Online spaces for live interaction and replay
Skype also allows users to create a space where live chat can occur augmented with both voice and video. These chats can be recorded using third party software, either software specifically designed to record Skype calls, or screencast software that can capture video (in case web cams are used) and sound from both sides of the Skype conversation, which might require use of a USB microphone so that sound can be harvested remotely from the sound card and locally via the USB; see Yasmine (2011). There are also tools which cost money, for example Blackboard Collaborate (formerly Elluminate) and Adobe Connect, which can capture voice, web cam, and facilitate use of collaborative web browsing, screensharing, polls, and interactive graphics and text via a shared whiteboard, among other features, and produce recordings of the session stored on cloud servers.

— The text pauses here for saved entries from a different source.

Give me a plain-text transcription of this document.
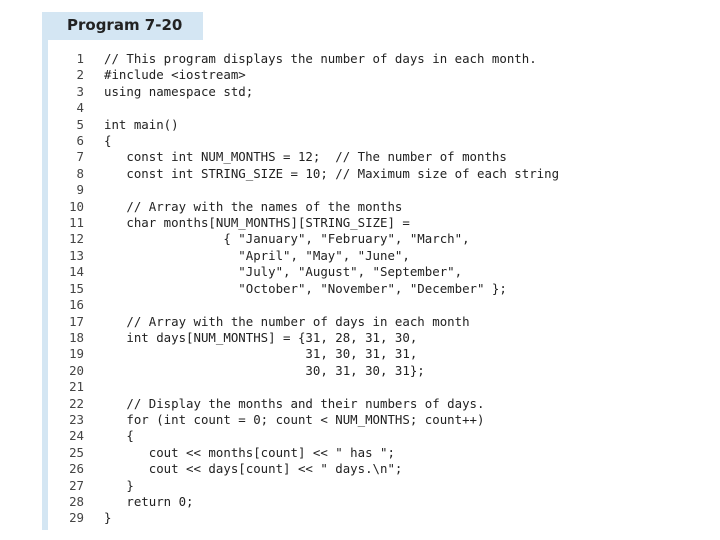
Program 7-20
1 // This program displays the number of days in each month.
2 #include <iostream>
3 using namespace std;
4
5 int main()
6 {
7 const int NUM_MONTHS = 12;  // The number of months
8 const int STRING_SIZE = 10; // Maximum size of each string
9
10 // Array with the names of the months
11 char months[NUM_MONTHS][STRING_SIZE] =
12 { "January", "February", "March",
13 "April", "May", "June",
14 "July", "August", "September",
15 "October", "November", "December" };
16
17 // Array with the number of days in each month
18 int days[NUM_MONTHS] = {31, 28, 31, 30,
19 31, 30, 31, 31,
20 30, 31, 30, 31};
21
22 // Display the months and their numbers of days.
23 for (int count = 0; count < NUM_MONTHS; count++)
24 {
25 cout << months[count] << " has ";
26 cout << days[count] << " days.\n";
27 }
28 return 0;
29 }
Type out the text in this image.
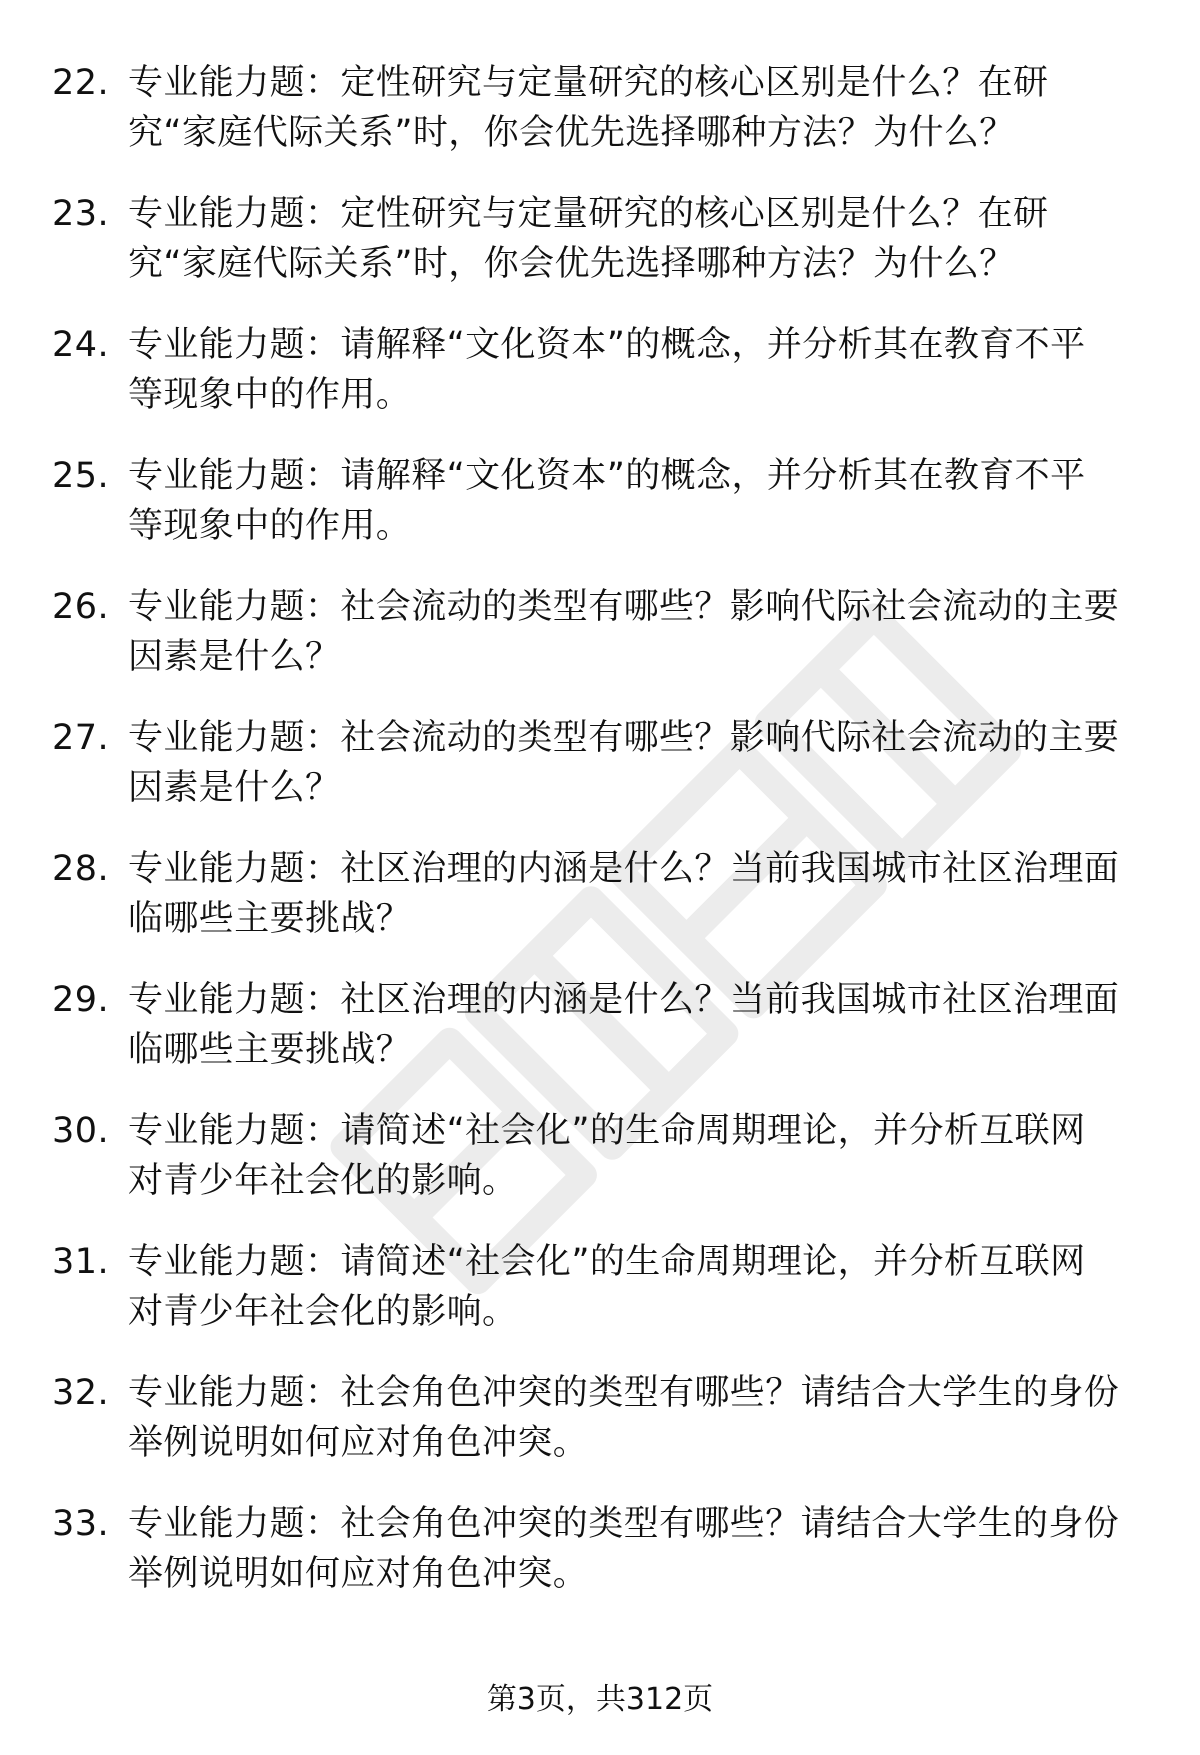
22. 专业能力题：定性研究与定量研究的核心区别是什么？在研
究“家庭代际关系”时，你会优先选择哪种方法？为什么？
23. 专业能力题：定性研究与定量研究的核心区别是什么？在研
究“家庭代际关系”时，你会优先选择哪种方法？为什么？
24. 专业能力题：请解释“文化资本”的概念，并分析其在教育不平
等现象中的作用。
25. 专业能力题：请解释“文化资本”的概念，并分析其在教育不平
等现象中的作用。
26. 专业能力题：社会流动的类型有哪些？影响代际社会流动的主要
因素是什么？
27. 专业能力题：社会流动的类型有哪些？影响代际社会流动的主要
因素是什么？
28. 专业能力题：社区治理的内涵是什么？当前我国城市社区治理面
临哪些主要挑战？
29. 专业能力题：社区治理的内涵是什么？当前我国城市社区治理面
临哪些主要挑战？
30. 专业能力题：请简述“社会化”的生命周期理论，并分析互联网
对青少年社会化的影响。
31. 专业能力题：请简述“社会化”的生命周期理论，并分析互联网
对青少年社会化的影响。
32. 专业能力题：社会角色冲突的类型有哪些？请结合大学生的身份
举例说明如何应对角色冲突。
33. 专业能力题：社会角色冲突的类型有哪些？请结合大学生的身份
举例说明如何应对角色冲突。
第3页，共312页
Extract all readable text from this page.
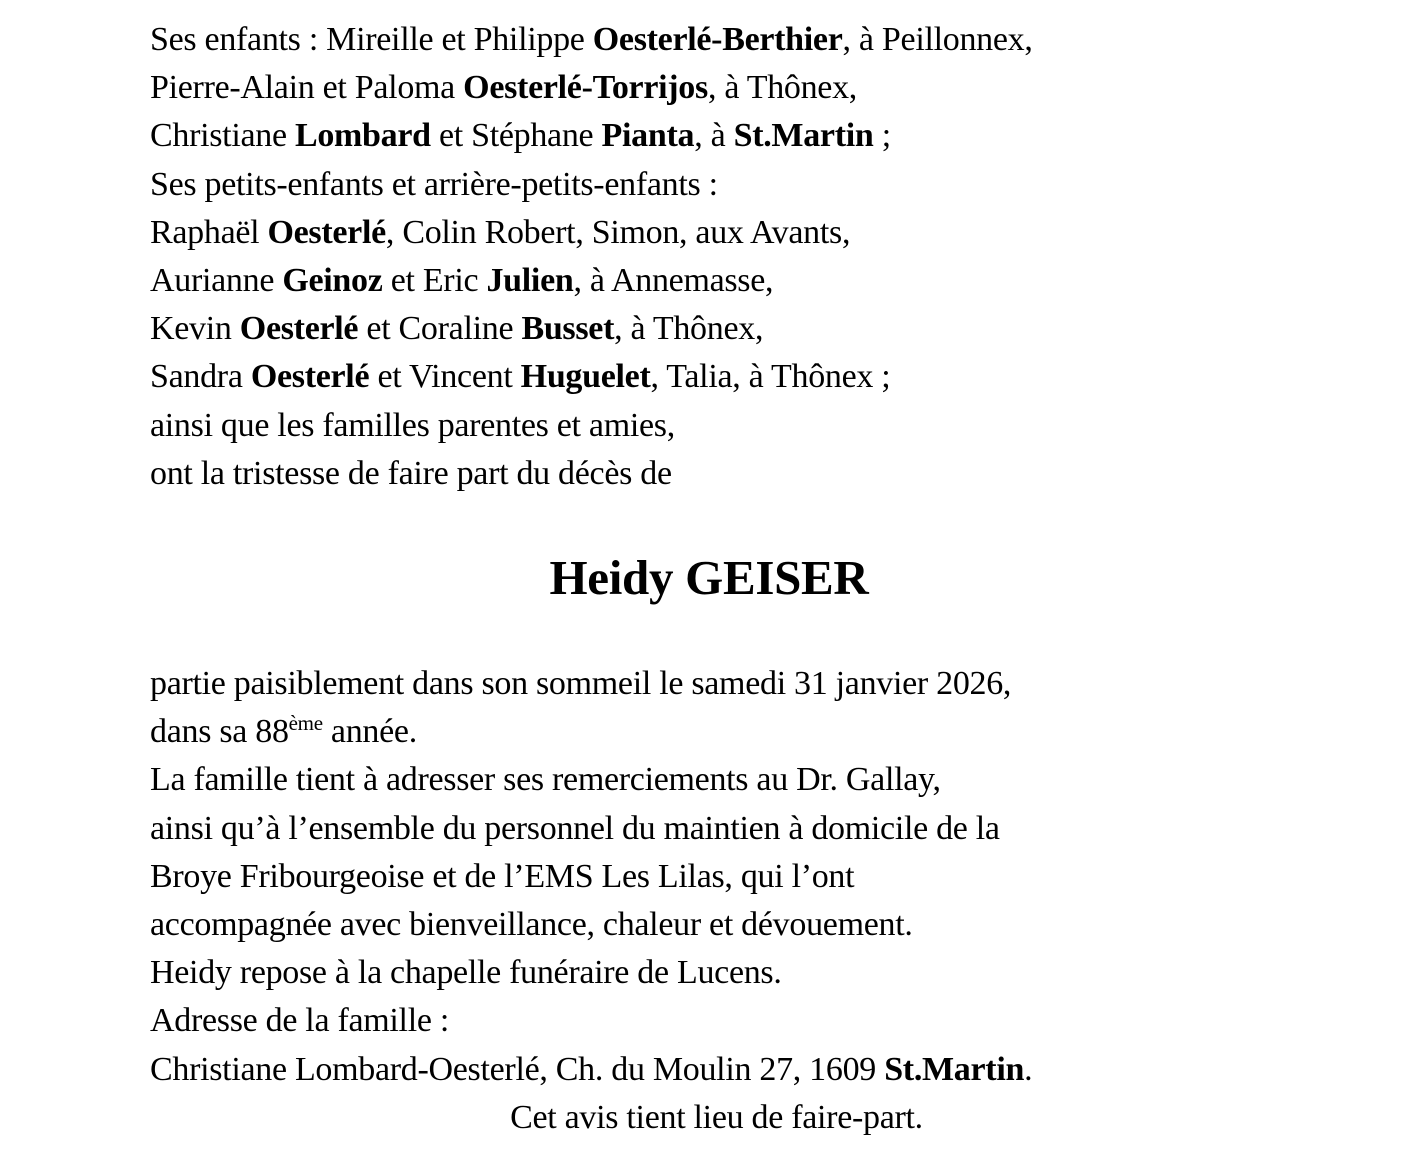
Ses enfants : Mireille et Philippe Oesterlé-Berthier, à Peillonnex,
Pierre-Alain et Paloma Oesterlé-Torrijos, à Thônex,
Christiane Lombard et Stéphane Pianta, à St.Martin ;
Ses petits-enfants et arrière-petits-enfants :
Raphaël Oesterlé, Colin Robert, Simon, aux Avants,
Aurianne Geinoz et Eric Julien, à Annemasse,
Kevin Oesterlé et Coraline Busset, à Thônex,
Sandra Oesterlé et Vincent Huguelet, Talia, à Thônex ;
ainsi que les familles parentes et amies,
ont la tristesse de faire part du décès de
Heidy GEISER
partie paisiblement dans son sommeil le samedi 31 janvier 2026,
dans sa 88ème année.
La famille tient à adresser ses remerciements au Dr. Gallay,
ainsi qu’à l’ensemble du personnel du maintien à domicile de la
Broye Fribourgeoise et de l’EMS Les Lilas, qui l’ont
accompagnée avec bienveillance, chaleur et dévouement.
Heidy repose à la chapelle funéraire de Lucens.
Adresse de la famille :
Christiane Lombard-Oesterlé, Ch. du Moulin 27, 1609 St.Martin.
Cet avis tient lieu de faire-part.
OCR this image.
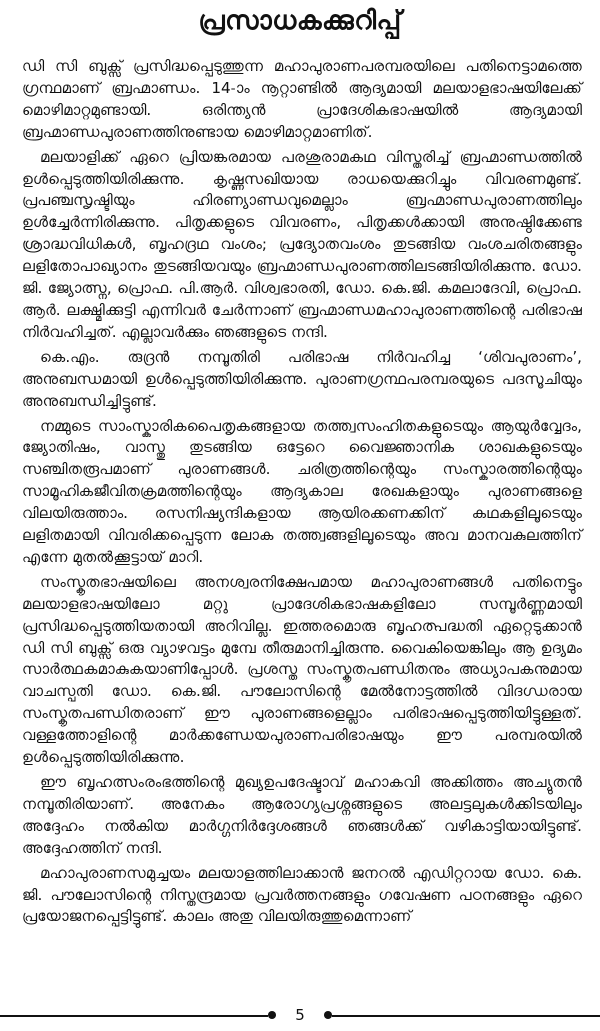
പ്രസാധകക്കുറിപ്പ്

ഡി സി ബുക്സ് പ്രസിദ്ധപ്പെടുത്തുന്ന മഹാപുരാണപരമ്പരയിലെ പതിനെട്ടാമത്തെ ഗ്രന്ഥമാണ് ബ്രഹ്മാണ്ഡം. 14-ാം നൂറ്റാണ്ടിൽ ആദ്യമായി മലയാളഭാഷയിലേക്ക് മൊഴിമാറ്റമുണ്ടായി. ഒരിന്ത്യൻ പ്രാദേശികഭാഷയിൽ ആദ്യമായി ബ്രഹ്മാണ്ഡപുരാണത്തിനുണ്ടായ മൊഴിമാറ്റമാണിത്.

മലയാളിക്ക് ഏറെ പ്രിയങ്കരമായ പരശുരാമകഥ വിസ്തരിച്ച് ബ്രഹ്മാണ്ഡത്തിൽ ഉൾപ്പെടുത്തിയിരിക്കുന്നു. കൃഷ്ണസഖിയായ രാധയെക്കുറിച്ചും വിവരണമുണ്ട്. പ്രപഞ്ചസൃഷ്ടിയും ഹിരണ്യാണ്ഡവുമെല്ലാം ബ്രഹ്മാണ്ഡപുരാണത്തിലും ഉൾച്ചേർന്നിരിക്കുന്നു. പിതൃക്കളുടെ വിവരണം, പിതൃക്കൾക്കായി അനുഷ്ഠിക്കേണ്ട ശ്രാദ്ധവിധികൾ, ബൃഹദ്രഥ വംശം; പ്രദ്യോതവംശം തുടങ്ങിയ വംശചരിതങ്ങളും ലളിതോപാഖ്യാനം തുടങ്ങിയവയും ബ്രഹ്മാണ്ഡപുരാണത്തിലടങ്ങിയിരിക്കുന്നു. ഡോ. ജി. ജ്യോത്സ്ന, പ്രൊഫ. പി.ആർ. വിശ്വഭാരതി, ഡോ. കെ.ജി. കമലാദേവി, പ്രൊഫ. ആർ. ലക്ഷ്മിക്കുട്ടി എന്നിവർ ചേർന്നാണ് ബ്രഹ്മാണ്ഡമഹാപുരാണത്തിന്റെ പരിഭാഷ നിർവഹിച്ചത്. എല്ലാവർക്കും ഞങ്ങളുടെ നന്ദി.

കെ.എം. രുദ്രൻ നമ്പൂതിരി പരിഭാഷ നിർവഹിച്ച ‘ശിവപുരാണം’, അനുബന്ധമായി ഉൾപ്പെടുത്തിയിരിക്കുന്നു. പുരാണഗ്രന്ഥപരമ്പരയുടെ പദസൂചിയും അനുബന്ധിച്ചിട്ടുണ്ട്.

നമ്മുടെ സാംസ്കാരികപൈതൃകങ്ങളായ തത്ത്വസംഹിതകളുടെയും ആയുർവ്വേദം, ജ്യോതിഷം, വാസ്തു തുടങ്ങിയ ഒട്ടേറെ വൈജ്ഞാനിക ശാഖകളുടെയും സഞ്ചിതരൂപമാണ് പുരാണങ്ങൾ. ചരിത്രത്തിന്റെയും സംസ്കാരത്തിന്റെയും സാമൂഹികജീവിതക്രമത്തിന്റെയും ആദ്യകാല രേഖകളായും പുരാണങ്ങളെ വിലയിരുത്താം. രസനിഷ്യന്ദികളായ ആയിരക്കണക്കിന് കഥകളിലൂടെയും ലളിതമായി വിവരിക്കപ്പെടുന്ന ലോക തത്ത്വങ്ങളിലൂടെയും അവ മാനവകുലത്തിന് എന്നേ മുതൽക്കൂട്ടായ് മാറി.

സംസ്കൃതഭാഷയിലെ അനശ്വരനിക്ഷേപമായ മഹാപുരാണങ്ങൾ പതിനെട്ടും മലയാളഭാഷയിലോ മറ്റു പ്രാദേശികഭാഷകളിലോ സമ്പൂർണ്ണമായി പ്രസിദ്ധപ്പെടുത്തിയതായി അറിവില്ല. ഇത്തരമൊരു ബൃഹത്പദ്ധതി ഏറ്റെടുക്കാൻ ഡി സി ബുക്സ് ഒരു വ്യാഴവട്ടം മുമ്പേ തീരുമാനിച്ചിരുന്നു. വൈകിയെങ്കിലും ആ ഉദ്യമം സാർത്ഥകമാകുകയാണിപ്പോൾ. പ്രശസ്ത സംസ്കൃതപണ്ഡിതനും അധ്യാപകനുമായ വാചസ്പതി ഡോ. കെ.ജി. പൗലോസിന്റെ മേൽനോട്ടത്തിൽ വിദഗ്ധരായ സംസ്കൃതപണ്ഡിതരാണ് ഈ പുരാണങ്ങളെല്ലാം പരിഭാഷപ്പെടുത്തിയിട്ടുള്ളത്. വള്ളത്തോളിന്റെ മാർക്കണ്ഡേയപുരാണപരിഭാഷയും ഈ പരമ്പരയിൽ ഉൾപ്പെടുത്തിയിരിക്കുന്നു.

ഈ ബൃഹത്സംരംഭത്തിന്റെ മുഖ്യഉപദേഷ്ടാവ് മഹാകവി അക്കിത്തം അച്യുതൻ നമ്പൂതിരിയാണ്. അനേകം ആരോഗ്യപ്രശ്നങ്ങളുടെ അലട്ടലുകൾക്കിടയിലും അദ്ദേഹം നൽകിയ മാർഗ്ഗനിർദ്ദേശങ്ങൾ ഞങ്ങൾക്ക് വഴികാട്ടിയായിട്ടുണ്ട്. അദ്ദേഹത്തിന് നന്ദി.

മഹാപുരാണസമുച്ചയം മലയാളത്തിലാക്കാൻ ജനറൽ എഡിറ്ററായ ഡോ. കെ. ജി. പൗലോസിന്റെ നിസ്തന്ദ്രമായ പ്രവർത്തനങ്ങളും ഗവേഷണ പഠനങ്ങളും ഏറെ പ്രയോജനപ്പെട്ടിട്ടുണ്ട്. കാലം അതു വിലയിരുത്തുമെന്നാണ്

5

These tools are fairly robust but there are a few free alternatives as well. WiZiQ allows people to meet in spaces with many of these same features, and get a recording of the session. Also Google Plus (Google+) allows users to enter a shared space where voice and web cams are activated, but recording must be done by someone who captures the interaction using third party software (see Elliot, 2011, for some examples of such software).
Conclusion
This article has sought to establish that whereas LMS or learning management system packages can assist teachers in developing, managing, and tracking courses of learning for their students where students can know at one Web address what that course of learning is and what their next step should be, they expose the learning environment to “insidious pedagogy” and can constrain pathways for creativity in course design. DIYLMS, or creating LMS mashups from freely available Web 2.0 tools, can achieve similar learning objectives plus model for learners ways that they might approach problem solving in their own learning and project management situations.
The DIY approach offers optimal flexibility for both learners and facilitators and since its components are adapted according to need, applies critical thinking skills appropriate to knowledge workers in a world where new problems must be addressed with novel solutions at an ever-accelerating pace. Indeed, since new creativity tools appear on the Web 2.0 more often than changes are made to either proprietary or open source LMS packages, mashups of such tools might provide even more innovative solutions to hosting learning portals and managing submission and feedback on students’ work, as well as providing forum and live meeting solutions that keep pace with developments in educational technology in a Web 2.0 connected world.